Orca: Improving Language Models with Step-by-Step Explanations
Language models have reached impressive levels of performance, but they still have room for improvement. Recently, Microsoft introduced Orca, a method that shows how learning from step-by-step explanations can significantly enhance the quality of language models, regardless of their size. While the model is not yet publicly available, it offers promising insights on how to develop more robust evaluation methods and to make better use of powerful models like GPT-4 as teachers.
Why Did Microsoft Conduct This Research?
There is some speculation as to why Microsoft developed this method in the first place. Some researchers suggest that Microsoft wanted to test if it was easy to imitate the large language models on the cheap. If it is, then it could impact future investments in GPT-5 or GPT-6. Still, the reason for this research's pursuit remains nebulous.

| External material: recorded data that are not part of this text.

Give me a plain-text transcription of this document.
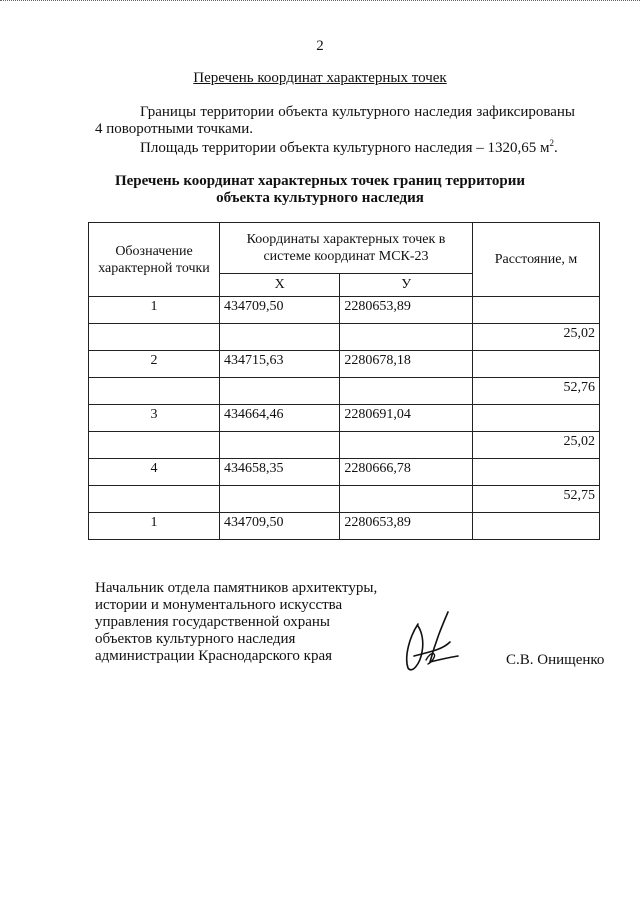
2
Перечень координат характерных точек
Границы территории объекта культурного наследия зафиксированы 4 поворотными точками.
Площадь территории объекта культурного наследия – 1320,65 $м^2$.
Перечень координат характерных точек границ территории
объекта культурного наследия
Обозначение характерной точки	Координаты характерных точек в системе координат МСК-23		Расстояние, м
	Х	У	
1	434709,50	2280653,89	
			25,02
2	434715,63	2280678,18	
			52,76
3	434664,46	2280691,04	
			25,02
4	434658,35	2280666,78	
			52,75
1	434709,50	2280653,89	
Начальник отдела памятников архитектуры,
истории и монументального искусства
управления государственной охраны
объектов культурного наследия
администрации Краснодарского края	С.В. Онищенко
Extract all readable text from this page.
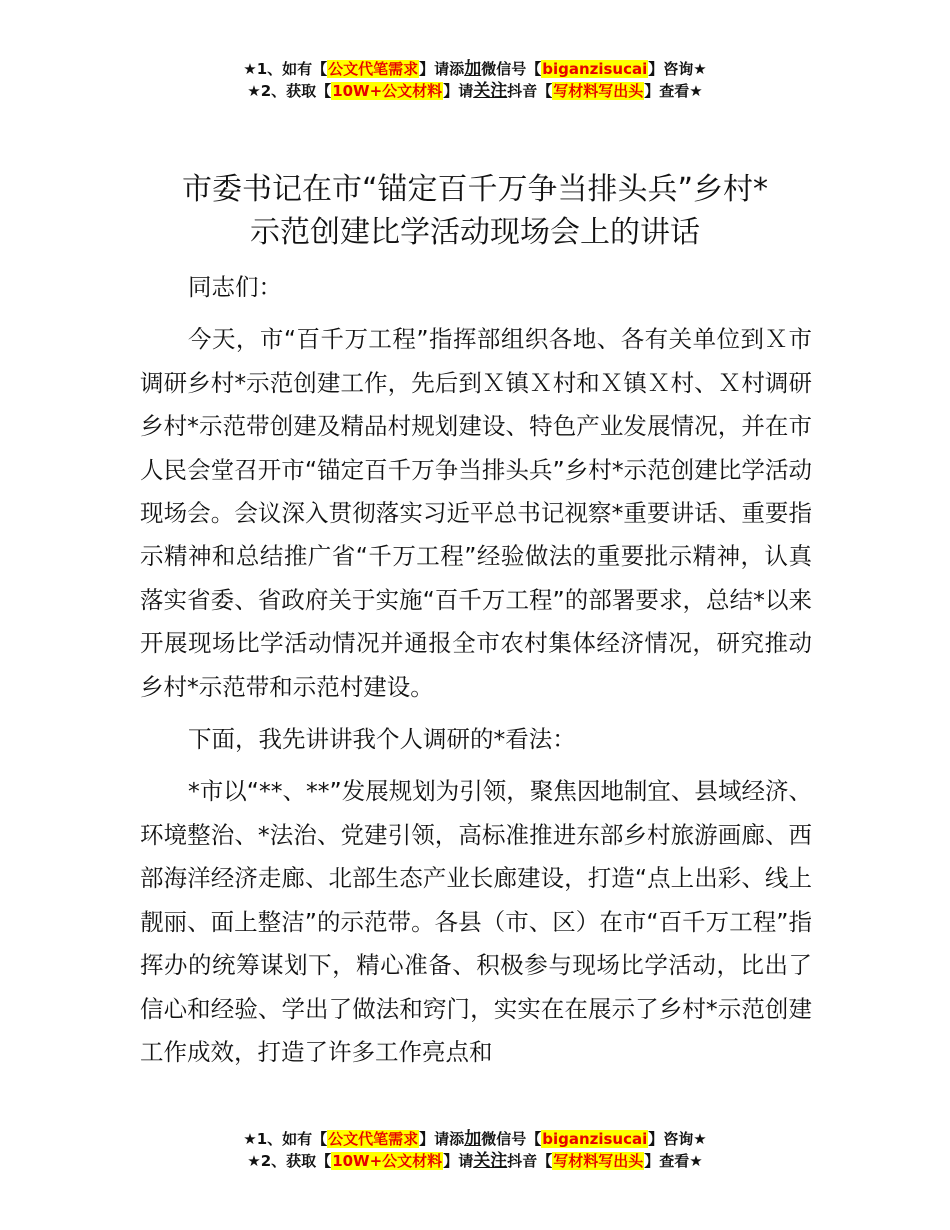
★1、如有【公文代笔需求】请添加微信号【biganzisucai】咨询★
★2、获取【10W+公文材料】请关注抖音【写材料写出头】查看★
市委书记在市“锚定百千万争当排头兵”乡村*
示范创建比学活动现场会上的讲话

同志们：

今天，市“百千万工程”指挥部组织各地、各有关单位到Ｘ市调研乡村*示范创建工作，先后到Ｘ镇Ｘ村和Ｘ镇Ｘ村、Ｘ村调研乡村*示范带创建及精品村规划建设、特色产业发展情况，并在市人民会堂召开市“锚定百千万争当排头兵”乡村*示范创建比学活动现场会。会议深入贯彻落实习近平总书记视察*重要讲话、重要指示精神和总结推广省“千万工程”经验做法的重要批示精神，认真落实省委、省政府关于实施“百千万工程”的部署要求，总结*以来开展现场比学活动情况并通报全市农村集体经济情况，研究推动乡村*示范带和示范村建设。

下面，我先讲讲我个人调研的*看法：

*市以“**、**”发展规划为引领，聚焦因地制宜、县域经济、环境整治、*法治、党建引领，高标准推进东部乡村旅游画廊、西部海洋经济走廊、北部生态产业长廊建设，打造“点上出彩、线上靓丽、面上整洁”的示范带。各县（市、区）在市“百千万工程”指挥办的统筹谋划下，精心准备、积极参与现场比学活动，比出了信心和经验、学出了做法和窍门，实实在在展示了乡村*示范创建工作成效，打造了许多工作亮点和

★1、如有【公文代笔需求】请添加微信号【biganzisucai】咨询★
★2、获取【10W+公文材料】请关注抖音【写材料写出头】查看★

Insights and Suggestions for Future Research
The authors of the research paper suggest that there is still much to explore in the development of language models. They recommend considering Orca's insights when designing alignment and post-training techniques, as well as evaluation methods. They hope that improved evaluation methods will result in more effective use of language models like GPT-4 as teachers. Additionally, the authors suggest that chatGPT could work as an intermediate teacher.
Open-source vs. Private Models
There are differing opinions on how the "open-source vs. non-open source" debate affects the future of language models. According to Ilya Satsukova from OpenAI, the divide between open-source and private models is growing. As the amount of effort required for producing a neural net keeps increasing, it will become harder to reproduce models like GPT-4 by open-source models. In contrast, Sam Altman, also from OpenAI, thinks that even if open-source models catch up, OpenAI will always have a different kind of mode. He suggests that OpenAI's mode is not just about copying a model, but it is also about figuring out what is next.
Orca has shown that learning from step-by-step explanations can improve the quality of language models. This research will inform the development of more effective evaluation methods and techniques for language models' alignment and post-training. The open-source vs. private models debate continues to play out within the artificial intelligence community. While there will always be a gap between open-source and private models, the discourse around the topic will continue to spark innovation within the development and application of language models.